Robins explained that there is ample opportunity for DraftKings to cross-sell to Jackpocket’s database of customers and cited research during due diligence that found online lottery players are much more likely to play other verticals such as sports betting and igaming.
“The fact that there’s overlap shows us that the customers are very similar. We looked at a number of different data points to verify that from demographic data to other behavioural insights and graphical stuff. I think the idea is that overlap was with zero CRM or actual effort put towards cross sell at’s nowhere near the cross sell that we’ve been able to achieve from OSP to igaming. So we think there’s a tonne of upside there with real meaningful effort put towards that.”
Barstool deal “as good as it gets”
Another significant deal that DraftKings pulled off in recent weeks is a marketing deal with Barstool Sports, after the firm’s non-compete deal with PENN Entertainment expired following the Super Bowl.
Management noted that there are significant advantages to working with Barstool given that they have worked together before and that the Dave Portnoy-led group has a strong record of converting fans into bettors.

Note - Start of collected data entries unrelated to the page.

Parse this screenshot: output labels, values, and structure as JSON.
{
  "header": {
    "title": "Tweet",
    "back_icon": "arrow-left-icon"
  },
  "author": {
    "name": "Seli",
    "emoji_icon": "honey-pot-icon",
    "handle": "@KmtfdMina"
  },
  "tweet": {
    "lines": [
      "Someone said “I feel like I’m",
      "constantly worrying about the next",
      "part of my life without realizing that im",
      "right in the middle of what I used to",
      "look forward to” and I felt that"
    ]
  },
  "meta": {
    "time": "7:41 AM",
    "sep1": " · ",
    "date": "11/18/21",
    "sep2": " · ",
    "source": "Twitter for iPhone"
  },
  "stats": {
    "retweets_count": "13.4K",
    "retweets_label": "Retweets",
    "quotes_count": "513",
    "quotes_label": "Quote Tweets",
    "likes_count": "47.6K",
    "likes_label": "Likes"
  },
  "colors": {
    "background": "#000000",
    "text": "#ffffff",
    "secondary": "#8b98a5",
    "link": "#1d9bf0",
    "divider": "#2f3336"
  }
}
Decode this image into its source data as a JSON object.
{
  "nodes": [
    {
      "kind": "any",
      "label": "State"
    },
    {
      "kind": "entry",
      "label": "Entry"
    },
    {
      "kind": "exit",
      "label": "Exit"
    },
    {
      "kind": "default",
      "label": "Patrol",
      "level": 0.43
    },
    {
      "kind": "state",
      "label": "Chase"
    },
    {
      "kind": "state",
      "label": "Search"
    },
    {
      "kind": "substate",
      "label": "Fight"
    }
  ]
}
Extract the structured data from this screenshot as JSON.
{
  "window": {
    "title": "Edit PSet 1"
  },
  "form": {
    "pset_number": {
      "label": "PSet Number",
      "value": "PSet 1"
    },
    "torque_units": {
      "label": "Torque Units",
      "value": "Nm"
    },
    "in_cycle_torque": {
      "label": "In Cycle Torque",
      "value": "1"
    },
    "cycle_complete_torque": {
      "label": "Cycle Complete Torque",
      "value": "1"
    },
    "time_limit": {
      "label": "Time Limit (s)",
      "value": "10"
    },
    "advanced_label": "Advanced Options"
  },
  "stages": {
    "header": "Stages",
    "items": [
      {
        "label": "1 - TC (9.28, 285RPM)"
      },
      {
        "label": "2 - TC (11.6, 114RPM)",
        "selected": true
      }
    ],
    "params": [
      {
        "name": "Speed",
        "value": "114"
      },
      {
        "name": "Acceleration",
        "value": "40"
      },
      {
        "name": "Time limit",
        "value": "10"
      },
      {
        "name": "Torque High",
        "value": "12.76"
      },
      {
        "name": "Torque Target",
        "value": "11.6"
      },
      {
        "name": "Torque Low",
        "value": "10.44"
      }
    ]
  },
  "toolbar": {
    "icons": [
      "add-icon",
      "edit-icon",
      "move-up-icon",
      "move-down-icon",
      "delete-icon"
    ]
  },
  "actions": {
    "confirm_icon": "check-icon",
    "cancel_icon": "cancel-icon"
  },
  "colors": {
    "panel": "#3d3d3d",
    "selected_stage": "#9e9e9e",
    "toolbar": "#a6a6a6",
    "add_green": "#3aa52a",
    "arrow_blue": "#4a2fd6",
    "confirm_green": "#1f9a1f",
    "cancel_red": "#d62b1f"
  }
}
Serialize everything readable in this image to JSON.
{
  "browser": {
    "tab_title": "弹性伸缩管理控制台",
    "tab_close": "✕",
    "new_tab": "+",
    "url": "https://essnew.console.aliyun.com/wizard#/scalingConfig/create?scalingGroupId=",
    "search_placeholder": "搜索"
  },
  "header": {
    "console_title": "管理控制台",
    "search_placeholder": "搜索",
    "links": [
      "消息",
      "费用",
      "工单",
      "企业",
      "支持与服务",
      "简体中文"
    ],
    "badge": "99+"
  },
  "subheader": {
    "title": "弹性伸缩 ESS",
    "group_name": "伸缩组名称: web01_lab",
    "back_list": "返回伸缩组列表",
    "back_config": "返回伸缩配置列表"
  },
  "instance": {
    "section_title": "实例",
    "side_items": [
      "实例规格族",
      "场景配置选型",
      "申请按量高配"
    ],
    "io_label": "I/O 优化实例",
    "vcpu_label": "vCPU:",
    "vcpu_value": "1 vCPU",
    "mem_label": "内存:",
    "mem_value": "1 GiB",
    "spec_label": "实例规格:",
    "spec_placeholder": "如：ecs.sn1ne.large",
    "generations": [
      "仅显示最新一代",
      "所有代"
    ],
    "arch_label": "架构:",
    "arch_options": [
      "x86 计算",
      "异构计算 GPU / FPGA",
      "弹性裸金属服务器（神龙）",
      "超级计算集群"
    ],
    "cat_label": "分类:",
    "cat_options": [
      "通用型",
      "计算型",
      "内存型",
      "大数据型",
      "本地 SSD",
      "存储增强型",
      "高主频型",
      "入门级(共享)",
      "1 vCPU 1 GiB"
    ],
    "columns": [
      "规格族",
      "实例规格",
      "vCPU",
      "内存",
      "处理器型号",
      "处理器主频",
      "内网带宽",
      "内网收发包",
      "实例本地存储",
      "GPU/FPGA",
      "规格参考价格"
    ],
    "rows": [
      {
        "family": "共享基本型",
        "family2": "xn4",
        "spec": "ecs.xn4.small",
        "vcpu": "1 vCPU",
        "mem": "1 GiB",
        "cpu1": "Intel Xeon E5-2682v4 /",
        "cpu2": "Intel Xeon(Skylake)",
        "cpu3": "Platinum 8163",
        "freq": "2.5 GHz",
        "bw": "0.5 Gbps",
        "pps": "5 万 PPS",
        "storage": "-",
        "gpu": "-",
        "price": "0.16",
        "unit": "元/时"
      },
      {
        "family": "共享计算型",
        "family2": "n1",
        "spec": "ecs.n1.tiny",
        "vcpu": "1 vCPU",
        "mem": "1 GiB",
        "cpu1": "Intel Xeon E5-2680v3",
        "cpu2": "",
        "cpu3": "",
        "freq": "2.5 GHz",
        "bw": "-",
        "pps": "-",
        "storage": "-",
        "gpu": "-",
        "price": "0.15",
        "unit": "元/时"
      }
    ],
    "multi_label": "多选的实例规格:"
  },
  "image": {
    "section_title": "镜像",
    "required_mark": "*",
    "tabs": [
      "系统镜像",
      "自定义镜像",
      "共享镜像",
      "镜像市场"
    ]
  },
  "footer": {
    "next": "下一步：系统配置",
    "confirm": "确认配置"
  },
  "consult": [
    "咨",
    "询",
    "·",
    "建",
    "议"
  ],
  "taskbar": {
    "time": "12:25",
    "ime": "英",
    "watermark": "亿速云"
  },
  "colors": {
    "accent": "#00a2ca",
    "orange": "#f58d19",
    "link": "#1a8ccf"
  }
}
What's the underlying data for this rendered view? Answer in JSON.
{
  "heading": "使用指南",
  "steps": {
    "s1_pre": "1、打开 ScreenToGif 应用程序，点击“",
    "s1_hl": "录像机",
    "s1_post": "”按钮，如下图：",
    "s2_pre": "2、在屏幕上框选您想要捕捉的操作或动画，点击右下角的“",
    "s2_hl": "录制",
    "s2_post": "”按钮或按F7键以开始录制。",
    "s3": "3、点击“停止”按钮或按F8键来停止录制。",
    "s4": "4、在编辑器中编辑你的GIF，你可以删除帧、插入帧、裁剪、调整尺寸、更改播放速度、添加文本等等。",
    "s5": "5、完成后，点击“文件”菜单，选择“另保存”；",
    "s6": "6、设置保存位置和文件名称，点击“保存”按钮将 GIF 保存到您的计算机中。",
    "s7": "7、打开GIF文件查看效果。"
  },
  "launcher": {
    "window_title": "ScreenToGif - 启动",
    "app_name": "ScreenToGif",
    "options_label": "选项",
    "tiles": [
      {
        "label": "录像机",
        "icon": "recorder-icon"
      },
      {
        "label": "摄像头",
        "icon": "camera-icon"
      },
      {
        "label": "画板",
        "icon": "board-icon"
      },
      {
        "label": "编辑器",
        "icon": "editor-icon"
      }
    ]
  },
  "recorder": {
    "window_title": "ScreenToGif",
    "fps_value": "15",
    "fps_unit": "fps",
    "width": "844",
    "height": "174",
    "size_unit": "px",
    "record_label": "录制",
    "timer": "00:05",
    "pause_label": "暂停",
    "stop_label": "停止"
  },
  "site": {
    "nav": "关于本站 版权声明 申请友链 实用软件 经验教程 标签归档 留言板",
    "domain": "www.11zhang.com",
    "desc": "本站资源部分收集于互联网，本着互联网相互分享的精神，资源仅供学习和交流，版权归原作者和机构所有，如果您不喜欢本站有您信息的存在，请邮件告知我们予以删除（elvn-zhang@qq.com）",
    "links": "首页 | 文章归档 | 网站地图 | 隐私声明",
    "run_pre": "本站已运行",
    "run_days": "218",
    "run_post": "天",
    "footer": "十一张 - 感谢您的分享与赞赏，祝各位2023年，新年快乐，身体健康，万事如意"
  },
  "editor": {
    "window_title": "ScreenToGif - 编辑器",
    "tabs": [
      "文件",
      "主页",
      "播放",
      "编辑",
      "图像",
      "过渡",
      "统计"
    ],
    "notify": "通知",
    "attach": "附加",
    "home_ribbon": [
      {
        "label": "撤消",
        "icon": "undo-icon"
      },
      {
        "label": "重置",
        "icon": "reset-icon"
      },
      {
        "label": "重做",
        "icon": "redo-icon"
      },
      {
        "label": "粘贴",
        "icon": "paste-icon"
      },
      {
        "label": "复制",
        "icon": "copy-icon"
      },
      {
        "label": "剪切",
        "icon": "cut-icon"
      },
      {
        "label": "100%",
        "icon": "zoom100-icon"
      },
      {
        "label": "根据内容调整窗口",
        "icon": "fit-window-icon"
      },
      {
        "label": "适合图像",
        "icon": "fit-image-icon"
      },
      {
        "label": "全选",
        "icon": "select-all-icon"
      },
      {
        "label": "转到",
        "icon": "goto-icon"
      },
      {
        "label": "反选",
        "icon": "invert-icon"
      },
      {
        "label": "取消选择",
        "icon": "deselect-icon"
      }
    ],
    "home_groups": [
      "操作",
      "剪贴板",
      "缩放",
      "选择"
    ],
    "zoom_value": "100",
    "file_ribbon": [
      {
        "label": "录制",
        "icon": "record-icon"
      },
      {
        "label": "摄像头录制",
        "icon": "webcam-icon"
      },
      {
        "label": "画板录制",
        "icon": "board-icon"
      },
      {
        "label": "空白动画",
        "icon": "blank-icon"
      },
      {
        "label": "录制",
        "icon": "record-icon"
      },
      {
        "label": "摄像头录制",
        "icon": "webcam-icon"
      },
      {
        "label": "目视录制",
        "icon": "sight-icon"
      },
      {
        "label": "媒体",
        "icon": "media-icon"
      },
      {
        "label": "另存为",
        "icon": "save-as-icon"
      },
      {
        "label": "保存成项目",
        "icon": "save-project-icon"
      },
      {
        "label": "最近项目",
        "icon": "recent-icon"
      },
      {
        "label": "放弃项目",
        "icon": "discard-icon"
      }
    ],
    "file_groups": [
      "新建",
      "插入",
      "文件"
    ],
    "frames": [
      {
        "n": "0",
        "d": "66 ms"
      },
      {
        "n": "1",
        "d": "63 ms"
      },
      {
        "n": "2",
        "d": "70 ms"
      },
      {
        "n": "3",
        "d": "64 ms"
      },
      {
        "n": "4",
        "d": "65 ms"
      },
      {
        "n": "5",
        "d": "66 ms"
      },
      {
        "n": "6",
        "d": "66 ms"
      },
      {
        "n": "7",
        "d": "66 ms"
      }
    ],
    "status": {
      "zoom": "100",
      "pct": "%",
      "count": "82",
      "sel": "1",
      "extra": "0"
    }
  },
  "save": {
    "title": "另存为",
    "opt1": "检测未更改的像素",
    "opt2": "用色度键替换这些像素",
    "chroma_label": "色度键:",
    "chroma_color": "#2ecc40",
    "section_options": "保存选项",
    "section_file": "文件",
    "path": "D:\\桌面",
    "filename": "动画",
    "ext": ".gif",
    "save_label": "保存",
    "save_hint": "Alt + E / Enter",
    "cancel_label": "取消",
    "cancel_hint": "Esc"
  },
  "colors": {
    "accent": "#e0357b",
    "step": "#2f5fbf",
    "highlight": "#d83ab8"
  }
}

“We’re very excited about that,” Robins told investors. “We worked with Barstool many times over the years and we’re really thrilled to be working with them again. It’s a partner that we know very well and have tons of data on so we felt really good. This is about as good as it gets in terms of us having historical data and being able to underwrite this deal. So it’s really exciting. And we believe it’ll be a strong performer for us.”
The Barstool deal comes at a time that DraftKings is continually looking to optimize its marketing efforts as it chases down profitability. Having missed its full year adjusted EBITDA target by around $50m, it is looking to optimize further.
Robins elaborated, explaining that there are plenty of marketing tricks up DraftKing’s sleeves and that the Barstool deal is just one lever it will pull going forward.
He noted: “As you know, our relationship with ESPN ended late last year. But I wouldn’t say there’s like any one thing we’re constantly optimizing in and out. Actually most of our spend is not committed, most of our spend is done through buying that we can pull in and out of it any various points of time.
“So there’s a tonne of different levers that we can pull as we think about funding different agreements. Right now, I think given sort of the pace and cadence of what we expect state launches to be in 2024, barring some big surprise, I don’t think you’re going to see an increase in marketing. This year, it’s going to be much more of a focus on deploying our dollars much more effectively and I think barstool is a great example of that.”
DraftKings’ Q4 and full year numbers
Publishing its financial results, DraftKings reported a 44% increase year-over-year in revenue to $1.23bn during Q4 (Q4 2022: $855m). For the full year, revenue came in at $3.67bn, up on the previous year’s $2.24bn.
However, DraftKings failed to meet its Q4 adjusted EBITDA target of approximately $200m previously communicated during its Q3 earnings report, as the figure came in at the end of the reporting period at $151m, an improvement on Q4 2022’s $49.9m loss. For the full year, adjusted EBITDA stood at a $151m loss.
November’s sporting results were infamously poor for operators as highlighted across the board in state revenue reports. They also impacted Q4 revenue and adjusted EBITDA by approximately $175m and $126m, respectively.
The operator’s monthly unique players in Q4 increased by 37% to 3.5 million, while average revenue per MUP was $116, a 6% increase YoY and a 22% increase when adjusted for customer-friendly sport outcomes.
Finally, DraftKingsraised its 2024 revenue and adjusted EBITDA guidance previously communicated within its Q3 results in November last year.
2024 revenue is projected to be between $4.65bn to $4.9bn which would equate to a YoY growth of 27%-34%. 2024 adjusted EBITDA is now expected to be between $410m and $510m.